Este nuevo discurso engloba la noción liminar que impone; “Los niños, niñas y adolescentes forman parte de un grupo que se encuentra en una situación particular de vulnerabilidad, en tanto dependen necesariamente de los adultos para su desarrollo. Esta etapa de la vida de los seres humanos se caracteriza por ser el tiempo de crecimiento integral y desarrollo de las potencialidades y los cuidados de los padres o adultos referentes en su entorno familiar, que aseguren un saludable y completo desenvolvimiento físico, psíquico y mental son necesarios para alcanzar una vida adulta plena”.[6]
Este tiempo de excepcionalidad atraviesa singularmente a los escenarios familiares.

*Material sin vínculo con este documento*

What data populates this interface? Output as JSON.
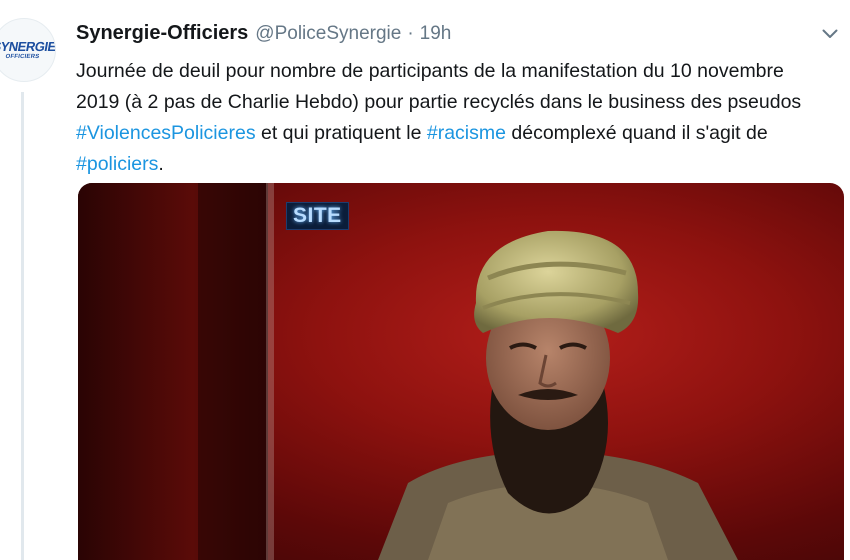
{
  "tweet": {
    "avatar_logo_line1": "SYNERGIE",
    "avatar_logo_line2": "OFFICIERS",
    "display_name": "Synergie-Officiers",
    "handle": "@PoliceSynergie",
    "separator": "·",
    "time": "19h",
    "text_parts": {
      "p1": "Journée de deuil pour nombre de participants de la manifestation du 10 novembre 2019 (à 2 pas de Charlie Hebdo) pour partie recyclés dans le business des pseudos ",
      "hashtag1": "#ViolencesPolicieres",
      "p2": " et qui pratiquent le ",
      "hashtag2": "#racisme",
      "p3": " décomplexé quand il s'agit de ",
      "hashtag3": "#policiers",
      "p4": "."
    },
    "media": {
      "badge": "SITE"
    }
  },
  "colors": {
    "text": "#14171a",
    "secondary": "#657786",
    "link": "#1b95e0",
    "media_bg": "#9b1612"
  },
  "icons": {
    "menu": "chevron-down-icon"
  }
}
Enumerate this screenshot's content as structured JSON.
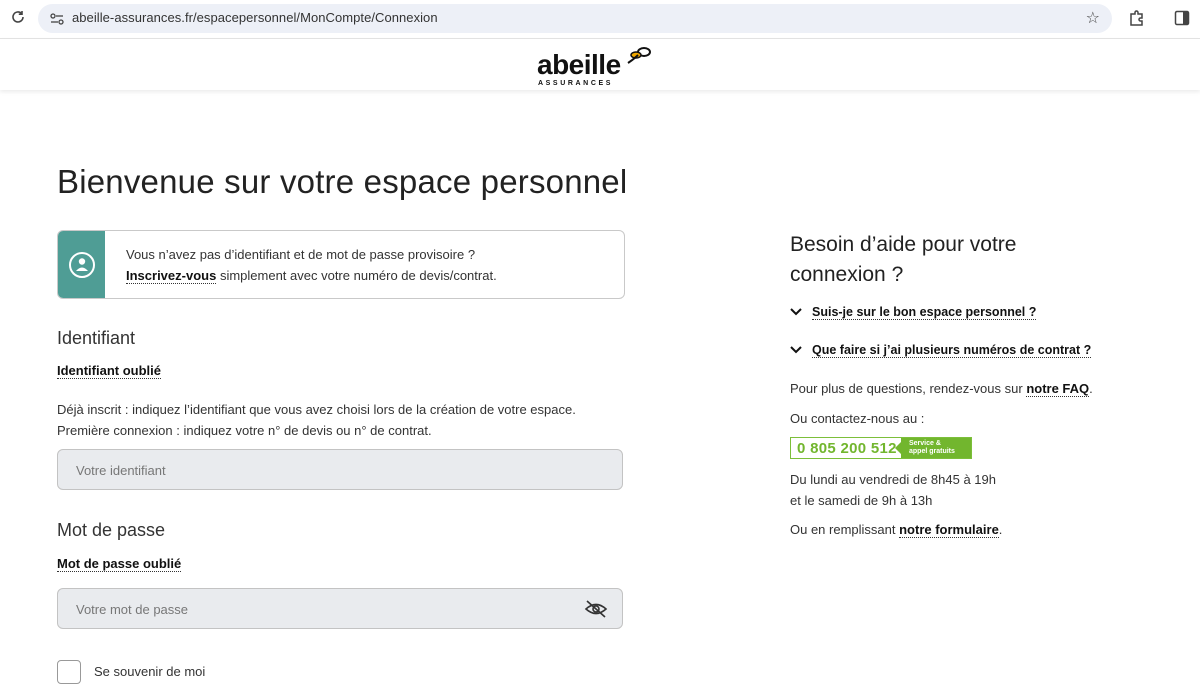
{
  "browser": {
    "url": "abeille-assurances.fr/espacepersonnel/MonCompte/Connexion"
  },
  "brand": {
    "name": "abeille",
    "subtitle": "ASSURANCES"
  },
  "page": {
    "title": "Bienvenue sur votre espace personnel"
  },
  "info_box": {
    "line1": "Vous n’avez pas d’identifiant et de mot de passe provisoire ?",
    "register_link": "Inscrivez-vous",
    "line2_rest": " simplement avec votre numéro de devis/contrat."
  },
  "identifier": {
    "title": "Identifiant",
    "forgot": "Identifiant oublié",
    "help1": "Déjà inscrit : indiquez l’identifiant que vous avez choisi lors de la création de votre espace.",
    "help2": "Première connexion : indiquez votre n° de devis ou n° de contrat.",
    "placeholder": "Votre identifiant",
    "value": ""
  },
  "password": {
    "title": "Mot de passe",
    "forgot": "Mot de passe oublié",
    "placeholder": "Votre mot de passe",
    "value": ""
  },
  "remember": {
    "label": "Se souvenir de moi"
  },
  "help": {
    "title": "Besoin d’aide pour votre connexion ?",
    "faq": [
      "Suis-je sur le bon espace personnel ?",
      "Que faire si j’ai plusieurs numéros de contrat ?"
    ],
    "questions_prefix": "Pour plus de questions, rendez-vous sur ",
    "faq_link": "notre FAQ",
    "contact_text": "Ou contactez-nous au :",
    "phone_number": "0 805 200 512",
    "phone_tag_line1": "Service &",
    "phone_tag_line2": "appel gratuits",
    "hours1": "Du lundi au vendredi de 8h45 à 19h",
    "hours2": "et le samedi de 9h à 13h",
    "form_prefix": "Ou en remplissant ",
    "form_link": "notre formulaire"
  },
  "colors": {
    "accent_teal": "#4f9d95",
    "phone_green": "#72b62e"
  }
}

Pone de resalto el combarte sobre las violencias y los abusos encerrados en la “intimidad obligada”, evitando llegar a los extremos de exigir la necesidad del “Policiamiento” o “la vigilancia de las intimidades”.[7] Sino más bien, colocando al alcance de las eventuales víctimas, canales accesibles para encontrar respuestas, por un lado. Atendiendo a las alertas.
Por el otro, supone una reconfiguración de las relaciones familiares pregonando la paridad, la solidaridad familiar y la construcción de nuevos órdenes. Una nueva democracia de los afectos, como alguna vez dijimos en publicaciones anteriores.[8]
[1] STOLKINER, Alicia, La interdisciplina: entre la epistemología y las prácticas, El Campo Psi, Abril 1999.
[2] MINNICELLI, Mercedes, “A la altura de los Chicos – Programa de Formación Integral en derechos de la Infancia”, Conferencias y registro de la experiencia, Abril a Septiembre de 2011, EMUR, Rosario, pág. 49.
[3] MINNICELLI, Mercedes, ob. cit., pág.49.
[4] Ídem.
[5] Ídem.
[6] GONZALEZ MORENO, Eliana M., “Una mirada sobre la obligación alimentaria desde la perspectiva de los derechos del niño”, Buenos Aires, El Derecho, Nro. 2033-955, 2009, págs. 956.
[7] DONZELOT, Jacques, La Policía de las Familias, Buenos Aires, Nueva Visión, 2008.
[8] GIDDENS, Anthony, “Un mundo desbocado. Los efectos de la Globalización en nuestras vidas”, Madrid, Taurus, 2000, págs. 65 a 80.